Something is happening in terms of how Americans view dependence on government, too. Beyond Social Security and Medicare, we have the continued growth of Medicaid, food stamps, Social Security disability, welfare, and, just over the horizon, Obamacare. The political economist and demographer Nicholas Eberstadt has observed has observed a growing dependence on government support despite declining unemployment rates. Although we’re entering the fourth year of recovery from the recession, the number of Americans seeking entitlement benefits from the government continues to increase.

We appear to be undergoing a “fundamental transformation” that goes deep into our character. As we can see in The Life of Julia, President Obama promotes it as a positive good.

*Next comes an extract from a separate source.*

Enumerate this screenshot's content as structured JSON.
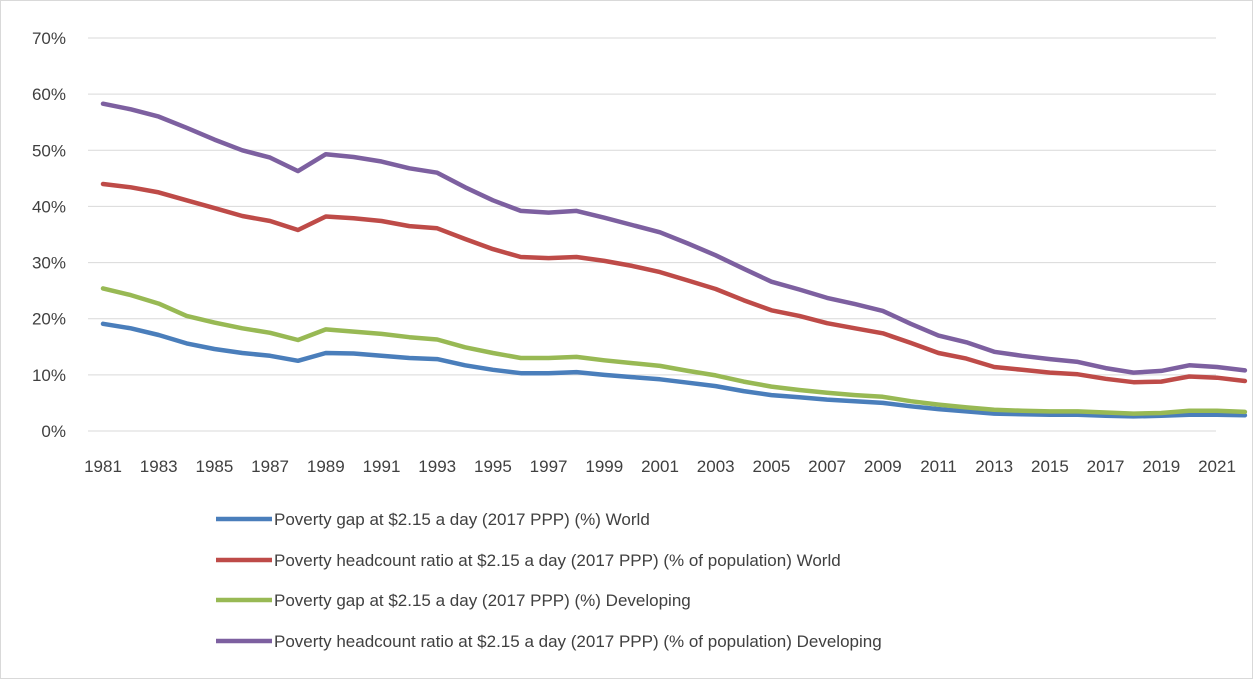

Which brings me back to Lincoln. He asked rhetorically in one of his 1858 campaign speeches, in all soberness, if all these things, if indulged in, if ratified, if confirmed and endorsed, if taught to our children, and repeated to them, do not tend to rub out the sentiment of liberty in the country, and to transform this Government into a government of some other form. What are these arguments? he asked:

“They are the arguments that kings have made for enslaving the people in all ages of the world. You will find that all the arguments in favor of king-craft were of this class; they always bestrode the necks of the people, not that they wanted to do it, but because the people were better off for being ridden. That is their argument, and this argument…is the same old serpent that says you work and I eat, you toil and I will enjoy the fruits of it.”

It’s as true in 2013 as it was in 1858.

FOOTNOTE: I want to add that John Hinderaker touched on the issues related to the Romney campaign’s treatment of the personal attacks on him in his comments on this posts.